Saturday, February 19, 2011

Days 43-46: PMS

So, I've felt like a major b*tch for the last 24 hours. I was worried about it at first, but then I remembered this thing called a period...oh yeah. Haven't had one of those in quite awhile.

If you are sensitive to TMI, please, avert your eyes at this point.

I had an IUD "installed" in November - I was literally spotting until this last Monday. Uck. Then, just as the gray clouds were lifting, I started cramping. Feeling bloated. Getting irritable. My initial thought was, "Something is wrong...my IUD is doing weird things to my body or I am pregnant." Then, I realized that I "get" to start having periods again, and I think that is what I'm going through. PMS.

I'm sure you other ladies can relate to what my issue is here when it comes to staying motivated with a weight-loss plan. If I love chocolate with a passion the rest of the month, imagine how ravenous I am during this precious time. I also want carbs. Crusty bread with wine and cheese. Chicken Alfredo. Pizza with every topping known to man.

Yesterday was a tough day. I got half-way through it and almost threw in the towel. Matt and I were making plans for a date night, as my parents so graciously agreed to watch the kidlets, and Matt wanted to go out to dinner. Normally, I would have said, "sure, I can find a lean and green on the menu." But, I had my lean and green for lunch yesterday. (yum, btw. Mediterranean grilled chicken with zucchini and summer squash.) So, I told him that I didn't think I was strong enough to sit with him at a restaurant and watch him eat normal food. In my head I was thinking, "It's not fair that everyone else gets to eat normal food and I don't!" Wah, wah.

Anyway, he was fine doing something other than going out to dinner. We couldn't decide on a movie, and we couldn't think of something else to do (you get out of the loop when you only take 3 date nights a year on average.) so we were just going to drop the kids off and wing it.
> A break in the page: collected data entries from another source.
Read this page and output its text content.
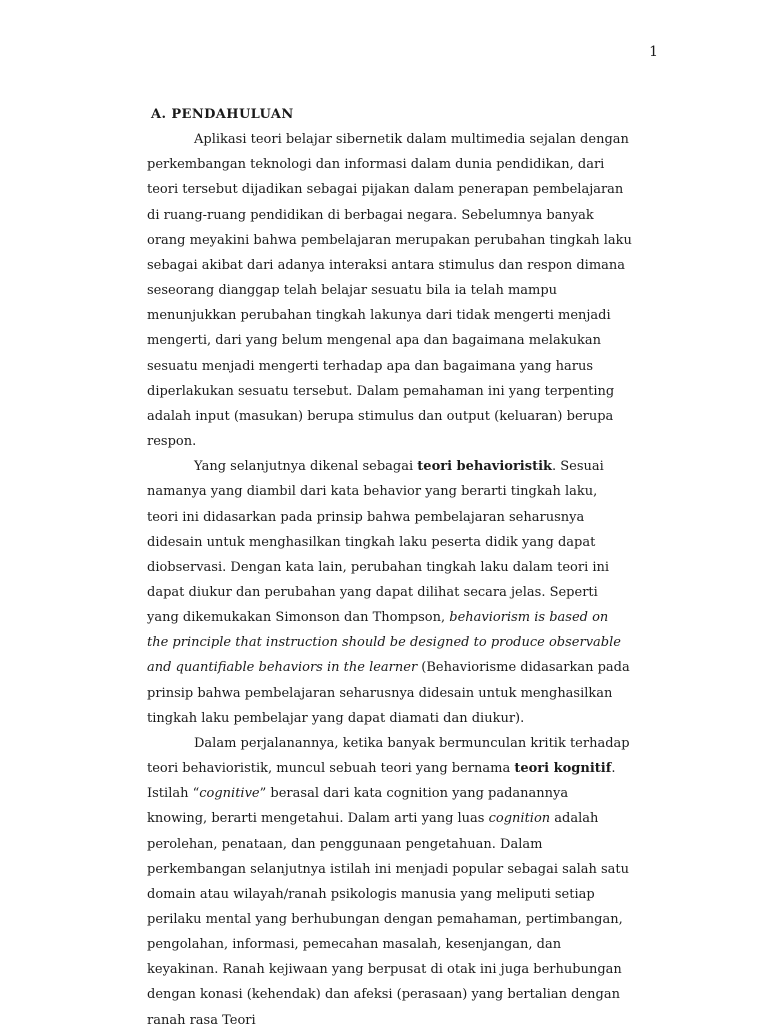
1

A. PENDAHULUAN

Aplikasi teori belajar sibernetik dalam multimedia sejalan dengan perkembangan teknologi dan informasi dalam dunia pendidikan, dari teori tersebut dijadikan sebagai pijakan dalam penerapan pembelajaran di ruang-ruang pendidikan di berbagai negara. Sebelumnya banyak orang meyakini bahwa pembelajaran merupakan perubahan tingkah laku sebagai akibat dari adanya interaksi antara stimulus dan respon dimana seseorang dianggap telah belajar sesuatu bila ia telah mampu menunjukkan perubahan tingkah lakunya dari tidak mengerti menjadi mengerti, dari yang belum mengenal apa dan bagaimana melakukan sesuatu menjadi mengerti terhadap apa dan bagaimana yang harus diperlakukan sesuatu tersebut. Dalam pemahaman ini yang terpenting adalah input (masukan) berupa stimulus dan output (keluaran) berupa respon.

Yang selanjutnya dikenal sebagai teori behavioristik. Sesuai namanya yang diambil dari kata behavior yang berarti tingkah laku, teori ini didasarkan pada prinsip bahwa pembelajaran seharusnya didesain untuk menghasilkan tingkah laku peserta didik yang dapat diobservasi. Dengan kata lain, perubahan tingkah laku dalam teori ini dapat diukur dan perubahan yang dapat dilihat secara jelas. Seperti yang dikemukakan Simonson dan Thompson, behaviorism is based on the principle that instruction should be designed to produce observable and quantifiable behaviors in the learner (Behaviorisme didasarkan pada prinsip bahwa pembelajaran seharusnya didesain untuk menghasilkan tingkah laku pembelajar yang dapat diamati dan diukur).

Dalam perjalanannya, ketika banyak bermunculan kritik terhadap teori behavioristik, muncul sebuah teori yang bernama teori kognitif. Istilah “cognitive” berasal dari kata cognition yang padanannya knowing, berarti mengetahui. Dalam arti yang luas cognition adalah perolehan, penataan, dan penggunaan pengetahuan. Dalam perkembangan selanjutnya istilah ini menjadi popular sebagai salah satu domain atau wilayah/ranah psikologis manusia yang meliputi setiap perilaku mental yang berhubungan dengan pemahaman, pertimbangan, pengolahan, informasi, pemecahan masalah, kesenjangan, dan keyakinan. Ranah kejiwaan yang berpusat di otak ini juga berhubungan dengan konasi (kehendak) dan afeksi (perasaan) yang bertalian dengan ranah rasa Teori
From lunch time to the time Matt got home was torture. I almost called him and said, "Yes, let's go to Olive Garden so I can eat bottomless breadsticks and have a big ol' glass of red wine." But I didn't. I did however, give myself permission to indulge a bit. Not go off plan - but to have a few more carbs with on-plan recipes and foods than I would normally have. I made myself stuffed banana french toast (from www.newbeautifulme.blogspot.com) and it totally satisfied my sweet tooth. I literally drank a gallon of water.

And, I did it. I beat my cravings. I didn't give in. I won.
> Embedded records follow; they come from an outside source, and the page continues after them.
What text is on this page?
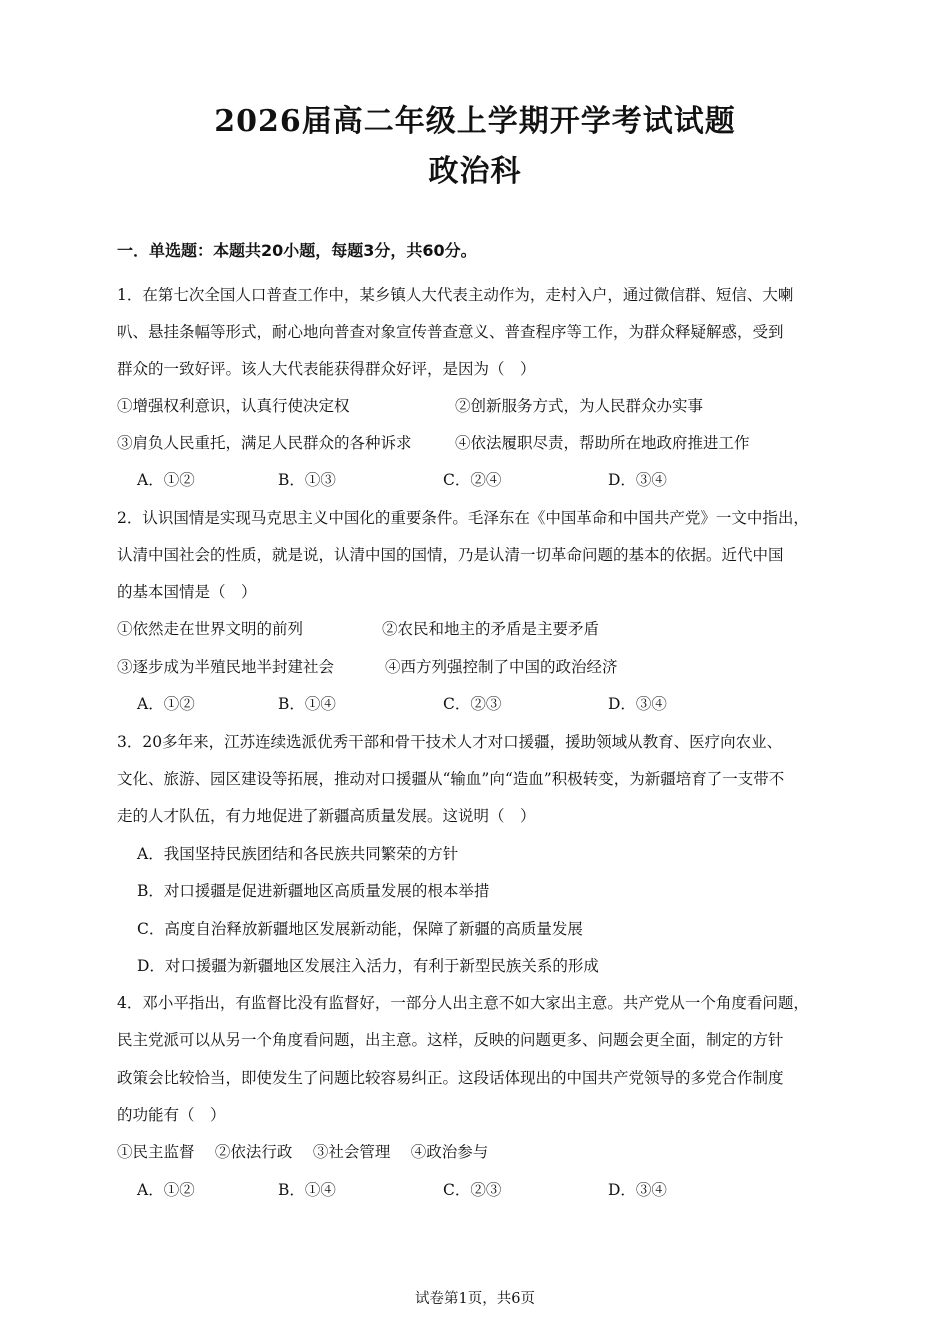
2026届高二年级上学期开学考试试题
政治科
一．单选题：本题共20小题，每题3分，共60分。
1．在第七次全国人口普查工作中，某乡镇人大代表主动作为，走村入户，通过微信群、短信、大喇
叭、悬挂条幅等形式，耐心地向普查对象宣传普查意义、普查程序等工作，为群众释疑解惑，受到
群众的一致好评。该人大代表能获得群众好评，是因为（　）
①增强权利意识，认真行使决定权	②创新服务方式，为人民群众办实事
③肩负人民重托，满足人民群众的各种诉求	④依法履职尽责，帮助所在地政府推进工作
A．①②	B．①③	C．②④	D．③④
2．认识国情是实现马克思主义中国化的重要条件。毛泽东在《中国革命和中国共产党》一文中指出，
认清中国社会的性质，就是说，认清中国的国情，乃是认清一切革命问题的基本的依据。近代中国
的基本国情是（　）
①依然走在世界文明的前列	②农民和地主的矛盾是主要矛盾
③逐步成为半殖民地半封建社会	④西方列强控制了中国的政治经济
A．①②	B．①④	C．②③	D．③④
3．20多年来，江苏连续选派优秀干部和骨干技术人才对口援疆，援助领域从教育、医疗向农业、
文化、旅游、园区建设等拓展，推动对口援疆从“输血”向“造血”积极转变，为新疆培育了一支带不
走的人才队伍，有力地促进了新疆高质量发展。这说明（　）
A．我国坚持民族团结和各民族共同繁荣的方针
B．对口援疆是促进新疆地区高质量发展的根本举措
C．高度自治释放新疆地区发展新动能，保障了新疆的高质量发展
D．对口援疆为新疆地区发展注入活力，有利于新型民族关系的形成
4．邓小平指出，有监督比没有监督好，一部分人出主意不如大家出主意。共产党从一个角度看问题，
民主党派可以从另一个角度看问题，出主意。这样，反映的问题更多、问题会更全面，制定的方针
政策会比较恰当，即使发生了问题比较容易纠正。这段话体现出的中国共产党领导的多党合作制度
的功能有（　）
①民主监督　 ②依法行政　 ③社会管理　 ④政治参与
A．①②	B．①④	C．②③	D．③④
试卷第1页，共6页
We ended up going to a movie at Northern Lights Theater in Salem. Matt ate pizza and had a beer, and I ate my caramel crunch Medifast bar and had a Diet Dr. Pepper. (won't do that again 2 hours before bedtime. I've been up since 2am.) We had a great time and I felt victorious.

I'm glad for this victory, because I'm not expecting a fantastic one on the scale this week. Not only because I went off plan on Valentine's Day, but because Aunt Flow is bound to arrive any day now. Good times. Good times.